PARIS (AP) — It was as much an art fair as it was a fashion show for Stella McCartney, who presented an art-filled spring collection at Paris Fashion Week on Monday that vibrated with flashes of color.
Iconic Japanese contemporary artist Yoshitomo Nara collaborated on the designs on display at the Center Pompidou Museum of Modern Art in Paris, while art megastar Jeff Koons casually dropped by to greet McCartney after the show, eyeing her comically through a workshop of world famous artists. sculptures by Constantine Brancusi.
The screen also pioneered the use of regenerative cotton.
Here are some highlights of the spring-summer 2023 collections:
STELLA GETS ARTISTIC
A runway carpeted in yellow, red and blue dazzled VIP guests at McCartney’s show in the open-air courtyard of Paris’ Center Pompidou, a set created in homage to the art museum’s famous colored structuralist exterior.
This vibrancy continued into spring food that was typically fluid and sporty, with moments of bright color.
This season, chic pieces like white asymmetrical bias cut mini dresses or tight pink neoprene tops with a scooped side silhouette would become the canvas for Nara’s vivid imagination.

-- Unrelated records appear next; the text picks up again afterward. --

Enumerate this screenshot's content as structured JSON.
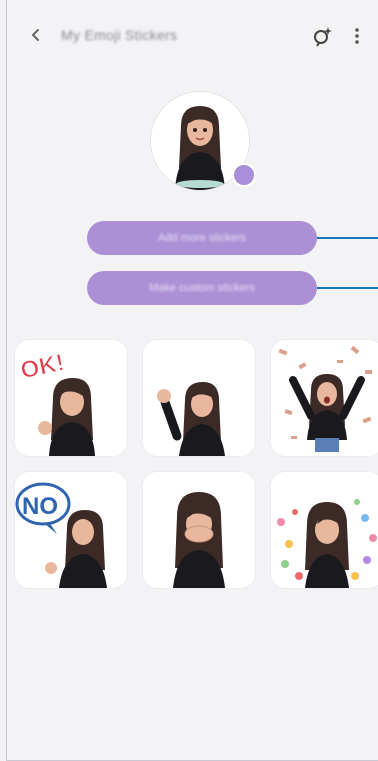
{
  "header": {
    "back_icon": "back-arrow-icon",
    "title": "My Emoji Stickers",
    "sync_icon": "sparkle-emoji-icon",
    "menu_icon": "more-options-icon"
  },
  "profile": {
    "avatar_icon": "ar-emoji-avatar",
    "badge_icon": "edit-badge-icon"
  },
  "buttons": [
    {
      "label": "Add more stickers"
    },
    {
      "label": "Make custom stickers"
    }
  ],
  "stickers": [
    {
      "name": "ok-sticker",
      "text": "OK!"
    },
    {
      "name": "wave-sticker",
      "text": ""
    },
    {
      "name": "celebrate-sticker",
      "text": ""
    },
    {
      "name": "no-sticker",
      "text": "NO"
    },
    {
      "name": "facepalm-sticker",
      "text": ""
    },
    {
      "name": "confetti-sticker",
      "text": ""
    }
  ],
  "colors": {
    "accent": "#ab90d6",
    "callout_line": "#1877b8",
    "background": "#f3f3f5"
  }
}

In front of them, the Japanese artist had created striking images of wide-eyed girls and boys in animal costumes, which the house described as “sinister”.

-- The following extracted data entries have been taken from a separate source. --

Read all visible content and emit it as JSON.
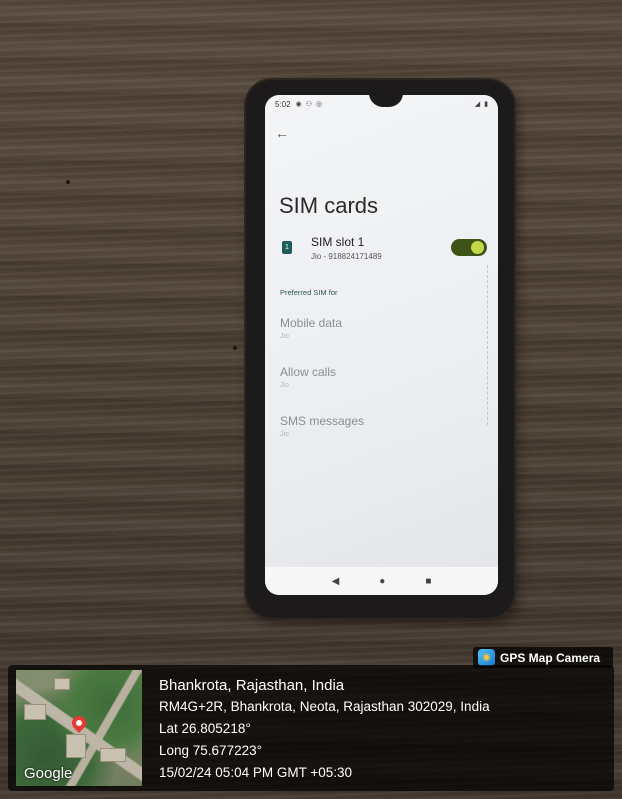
{
  "phone": {
    "status_time": "5:02",
    "title": "SIM cards",
    "sim_slot": {
      "icon_text": "1",
      "label": "SIM slot 1",
      "carrier": "Jio - 918824171489",
      "enabled": true
    },
    "section_header": "Preferred SIM for",
    "preferences": [
      {
        "label": "Mobile data",
        "value": "Jio"
      },
      {
        "label": "Allow calls",
        "value": "Jio"
      },
      {
        "label": "SMS messages",
        "value": "Jio"
      }
    ],
    "icons": {
      "back": "back-arrow-icon",
      "nav_back": "nav-back-icon",
      "nav_home": "nav-home-icon",
      "nav_recents": "nav-recents-icon"
    },
    "colors": {
      "toggle_track": "#3e5318",
      "toggle_knob": "#c5d84a",
      "sim_icon": "#1e5d5b"
    }
  },
  "gps": {
    "badge_label": "GPS Map Camera",
    "map_logo": "Google",
    "location_title": "Bhankrota, Rajasthan, India",
    "address": "RM4G+2R, Bhankrota, Neota, Rajasthan 302029, India",
    "lat": "Lat 26.805218°",
    "long": "Long 75.677223°",
    "datetime": "15/02/24 05:04 PM GMT +05:30"
  }
}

The funniest looks were full color, like a stark-looking chalk yellow sweat top and pant look accessorized with bouncy black flip-flops and a puffy tote.

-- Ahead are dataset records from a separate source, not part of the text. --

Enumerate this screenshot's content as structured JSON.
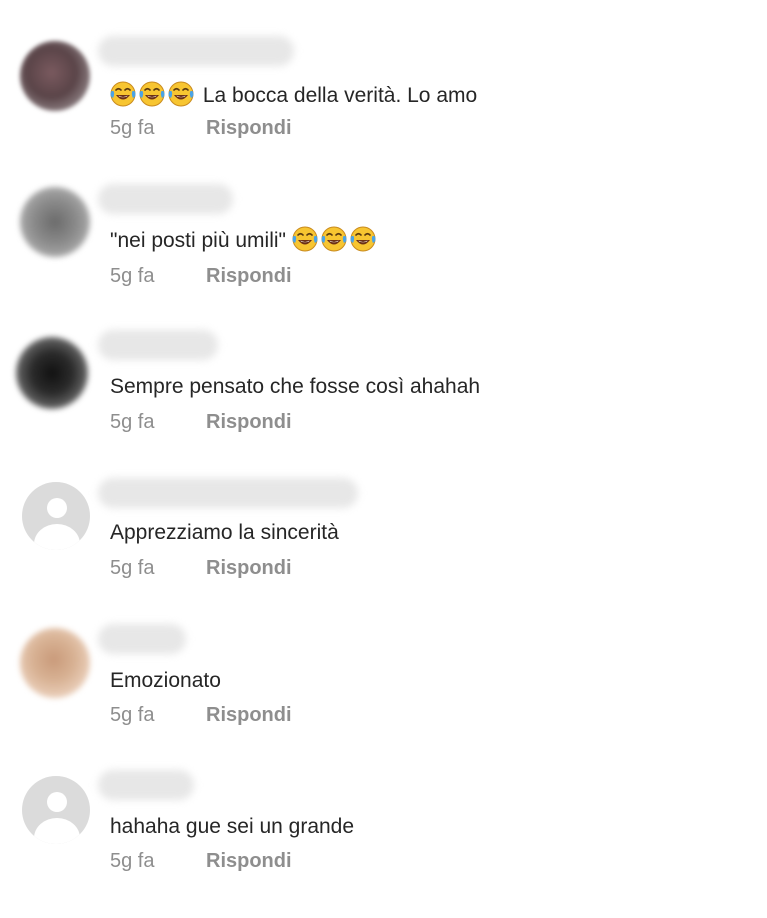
{
  "comments": [
    {
      "avatar": "blurred-photo",
      "text": "La bocca della verità. Lo amo",
      "emoji_prefix": [
        "face-with-tears-of-joy",
        "face-with-tears-of-joy",
        "face-with-tears-of-joy"
      ],
      "time": "5g fa",
      "reply_label": "Rispondi"
    },
    {
      "avatar": "blurred-photo",
      "text": "\"nei posti più umili\"",
      "emoji_suffix": [
        "face-with-tears-of-joy",
        "face-with-tears-of-joy",
        "face-with-tears-of-joy"
      ],
      "time": "5g fa",
      "reply_label": "Rispondi"
    },
    {
      "avatar": "blurred-photo",
      "text": "Sempre pensato che fosse così ahahah",
      "time": "5g fa",
      "reply_label": "Rispondi"
    },
    {
      "avatar": "default-profile-icon",
      "text": "Apprezziamo la sincerità",
      "time": "5g fa",
      "reply_label": "Rispondi"
    },
    {
      "avatar": "blurred-photo",
      "text": "Emozionato",
      "time": "5g fa",
      "reply_label": "Rispondi"
    },
    {
      "avatar": "default-profile-icon",
      "text": "hahaha gue sei un grande",
      "time": "5g fa",
      "reply_label": "Rispondi"
    }
  ]
}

That made for a good look against the bright yellow runway and had fashion insiders reaching for their cameras.
ECO-MCCARTNEY MAKES REGENERATIVE COTTON
Speaking backstage after a brief greeting with her supportive Beatles father Paul McCartney, Stella said she was “delighted” that this spring collection set a house record for being 87% sustainable.
“It’s my most sustainable yet. I hope nothing has been sacrificed; you shouldn’t see any of the sustainability, it should still look luxurious,” he said, to the group of nodding editors amid the sound of champagne.
Since his home was bought by luxury giant LVMH, McCartney has also taken on a lobbying role within the company to be more environmentally conscious. This season, one of the fruits of that appeared on the catwalk. The designer said LVMH paid for a three-year pilot program to make regenerative cotton, grown in a way that maintains soil health.
She said the process “captures carbon in the soil” and “encourages nature instead of destroying it with pesticides.”
Delving into her advisory role within the world’s largest luxury group, McCartney described it as a “positive impact”, especially with CEO Bernard Arnault in the front row watching closely the success of eco-friendly ready-to-wear.
“He’s not stupid, it leaks,” he said. “He can look at all those bags and all those shoes and all those non-leather jackets and he can compare between his other houses and see there’s no sacrifice. visually.”